La situation de l’eau dans le monde se tend chaque jour, notamment à cause du changement climatique et de la croissance démographique. Près d’un quart de la population mondiale se heurte à des niveaux « extrêmement élevés » de stress hydrique. Dans les campagnes, 1,6 milliard de personnes manquent cruellement d’eau, tandis que plus de 2 milliards n’ont pas accès à de l’eau potable. D’ailleurs, 56% des eaux souterraines mondiales sont salées et impossibles à boire. À cela s’ajoutent des épisodes météo extrêmes, comme l’été 2022 qui fut le plus chaud jamais enregistré en Europe.
Une avancée technologique prometteuse
Pour affronter ces difficultés, une équipe du King’s College London, du MIT et de l’Institut Helmholtz pour les Systèmes Énergétiques Renouvelables a mis au point un système novateur de désalinisation alimenté à l’énergie solaire. Présentée dans la revue Nature Water, cette invention permet de transformer l’eau salée en eau douce de façon économique et respectueuse de l’environnement. Selon les tests, le procédé coûte plus de 20% moins cher que les techniques de désalinisation habituelles.
Ce système fait appel à l’énergie solaire pour séparer le sel de l’eau, grâce à des membranes qui filtrent les ions salins, une méthode de filtration efficace. Des panneaux photovoltaïques récupèrent l’énergie du soleil afin d’alimenter le dispositif, lequel ajuste automatiquement la tension électrique et le débit d’eau en fonction de la luminosité. Ce procédé permet ainsi une production continue et adaptée d’eau douce.

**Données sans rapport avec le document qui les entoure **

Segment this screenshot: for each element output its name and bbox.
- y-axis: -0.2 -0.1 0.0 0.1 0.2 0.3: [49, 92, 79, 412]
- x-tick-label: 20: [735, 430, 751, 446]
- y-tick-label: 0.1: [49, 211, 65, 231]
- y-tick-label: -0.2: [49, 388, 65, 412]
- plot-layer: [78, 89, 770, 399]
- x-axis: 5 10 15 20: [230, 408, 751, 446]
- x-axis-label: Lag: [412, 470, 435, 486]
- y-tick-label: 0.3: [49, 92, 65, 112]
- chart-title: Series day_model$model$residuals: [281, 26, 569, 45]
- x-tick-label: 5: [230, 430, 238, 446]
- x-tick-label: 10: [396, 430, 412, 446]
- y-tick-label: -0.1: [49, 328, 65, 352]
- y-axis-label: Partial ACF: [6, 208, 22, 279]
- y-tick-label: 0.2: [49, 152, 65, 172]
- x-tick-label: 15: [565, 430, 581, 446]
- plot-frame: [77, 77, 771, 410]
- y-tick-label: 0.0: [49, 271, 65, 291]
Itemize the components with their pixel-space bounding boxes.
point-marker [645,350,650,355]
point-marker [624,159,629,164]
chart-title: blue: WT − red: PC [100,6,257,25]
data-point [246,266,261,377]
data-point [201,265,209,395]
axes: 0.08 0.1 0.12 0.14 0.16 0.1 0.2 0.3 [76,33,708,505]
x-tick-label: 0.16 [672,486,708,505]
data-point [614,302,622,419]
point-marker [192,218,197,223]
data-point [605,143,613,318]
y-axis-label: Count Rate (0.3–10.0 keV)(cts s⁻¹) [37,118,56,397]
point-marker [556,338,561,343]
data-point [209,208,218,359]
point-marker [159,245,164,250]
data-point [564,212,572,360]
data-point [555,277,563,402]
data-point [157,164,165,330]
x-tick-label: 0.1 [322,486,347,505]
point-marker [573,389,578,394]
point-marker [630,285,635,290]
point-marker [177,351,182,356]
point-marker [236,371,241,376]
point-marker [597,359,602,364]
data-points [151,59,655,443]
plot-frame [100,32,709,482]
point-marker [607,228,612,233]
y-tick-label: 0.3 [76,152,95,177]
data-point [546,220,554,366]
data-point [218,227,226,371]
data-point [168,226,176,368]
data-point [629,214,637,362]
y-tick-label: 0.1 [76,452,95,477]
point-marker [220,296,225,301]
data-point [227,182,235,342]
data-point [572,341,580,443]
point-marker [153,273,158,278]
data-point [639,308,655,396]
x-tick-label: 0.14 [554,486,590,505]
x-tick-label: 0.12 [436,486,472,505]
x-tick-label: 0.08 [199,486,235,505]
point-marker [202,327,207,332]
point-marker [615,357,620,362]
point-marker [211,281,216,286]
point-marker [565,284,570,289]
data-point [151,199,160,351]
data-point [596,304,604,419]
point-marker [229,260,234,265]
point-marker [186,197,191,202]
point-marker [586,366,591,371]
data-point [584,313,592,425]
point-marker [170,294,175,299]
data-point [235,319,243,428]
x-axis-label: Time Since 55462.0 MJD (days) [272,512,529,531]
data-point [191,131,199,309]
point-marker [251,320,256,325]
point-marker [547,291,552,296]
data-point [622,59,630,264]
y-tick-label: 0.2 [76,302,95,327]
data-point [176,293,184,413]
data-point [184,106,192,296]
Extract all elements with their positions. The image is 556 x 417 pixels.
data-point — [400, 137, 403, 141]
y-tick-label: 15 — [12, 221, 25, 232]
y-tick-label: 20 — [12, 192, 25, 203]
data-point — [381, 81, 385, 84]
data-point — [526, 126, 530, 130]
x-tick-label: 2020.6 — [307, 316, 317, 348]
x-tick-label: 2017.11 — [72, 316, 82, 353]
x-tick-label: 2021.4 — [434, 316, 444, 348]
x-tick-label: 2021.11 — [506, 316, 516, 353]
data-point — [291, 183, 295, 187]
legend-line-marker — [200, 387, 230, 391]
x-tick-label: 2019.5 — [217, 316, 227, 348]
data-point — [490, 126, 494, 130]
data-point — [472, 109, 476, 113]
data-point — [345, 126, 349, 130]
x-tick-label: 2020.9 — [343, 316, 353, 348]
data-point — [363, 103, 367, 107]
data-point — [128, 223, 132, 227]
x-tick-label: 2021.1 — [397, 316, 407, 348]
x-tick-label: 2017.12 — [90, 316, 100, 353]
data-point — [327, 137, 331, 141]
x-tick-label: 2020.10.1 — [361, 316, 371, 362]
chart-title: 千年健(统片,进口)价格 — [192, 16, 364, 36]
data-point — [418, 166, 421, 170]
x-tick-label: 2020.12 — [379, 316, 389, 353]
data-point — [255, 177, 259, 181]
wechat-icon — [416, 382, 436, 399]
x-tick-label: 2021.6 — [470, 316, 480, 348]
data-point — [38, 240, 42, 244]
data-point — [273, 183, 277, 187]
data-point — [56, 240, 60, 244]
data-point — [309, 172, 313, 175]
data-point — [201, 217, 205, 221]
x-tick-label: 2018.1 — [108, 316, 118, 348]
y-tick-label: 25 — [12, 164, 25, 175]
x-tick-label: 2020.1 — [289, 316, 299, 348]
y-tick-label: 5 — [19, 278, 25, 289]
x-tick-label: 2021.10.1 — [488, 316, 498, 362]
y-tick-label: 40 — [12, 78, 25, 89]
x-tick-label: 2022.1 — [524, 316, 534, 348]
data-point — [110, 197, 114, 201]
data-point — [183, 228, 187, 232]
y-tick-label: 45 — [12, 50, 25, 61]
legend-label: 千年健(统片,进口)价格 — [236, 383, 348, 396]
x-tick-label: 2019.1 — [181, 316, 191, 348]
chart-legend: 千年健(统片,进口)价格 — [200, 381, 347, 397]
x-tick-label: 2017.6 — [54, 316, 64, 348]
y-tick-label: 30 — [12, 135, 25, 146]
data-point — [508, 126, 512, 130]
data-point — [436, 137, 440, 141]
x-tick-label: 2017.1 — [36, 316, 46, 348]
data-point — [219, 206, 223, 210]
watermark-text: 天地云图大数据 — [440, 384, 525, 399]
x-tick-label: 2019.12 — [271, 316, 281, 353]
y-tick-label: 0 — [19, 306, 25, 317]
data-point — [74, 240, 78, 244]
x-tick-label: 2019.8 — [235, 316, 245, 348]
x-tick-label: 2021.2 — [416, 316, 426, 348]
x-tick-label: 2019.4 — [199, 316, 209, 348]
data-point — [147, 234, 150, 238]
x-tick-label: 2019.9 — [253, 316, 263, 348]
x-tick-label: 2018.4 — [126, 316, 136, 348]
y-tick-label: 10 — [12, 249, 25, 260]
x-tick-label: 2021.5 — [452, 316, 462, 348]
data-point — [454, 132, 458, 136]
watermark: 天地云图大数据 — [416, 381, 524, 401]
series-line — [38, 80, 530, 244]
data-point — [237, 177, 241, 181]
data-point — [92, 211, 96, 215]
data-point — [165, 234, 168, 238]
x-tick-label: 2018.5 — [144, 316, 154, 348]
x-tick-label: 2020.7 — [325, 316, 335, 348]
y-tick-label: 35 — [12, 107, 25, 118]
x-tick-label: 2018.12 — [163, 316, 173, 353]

Un dispositif qui sort de l’ordinaire
Le dispositif, qui flotte à la surface, capte l’eau évaporée de la mer, la condense puis la recueille sous forme d’eau douce. Il fonctionne un peu comme un distillateur actionné par le soleil, avec une structure ressemblant à une serre flottante. En profitant du soleil, particulièrement abondant dans les zones arides et semi-arides, cette solution évite le recours à des batteries coûteuses et réduit notablement son empreinte en CO₂, un peu comme capter l’eau de la brume.
Cette innovation pourrait aussi bien servir à l’agriculture en fournissant de l’eau potable dans des environnements arides sans rejeter du CO₂. La méthode imite le cycle naturel de l’eau, ajoutant ainsi une touche d’harmonie à l’environnement.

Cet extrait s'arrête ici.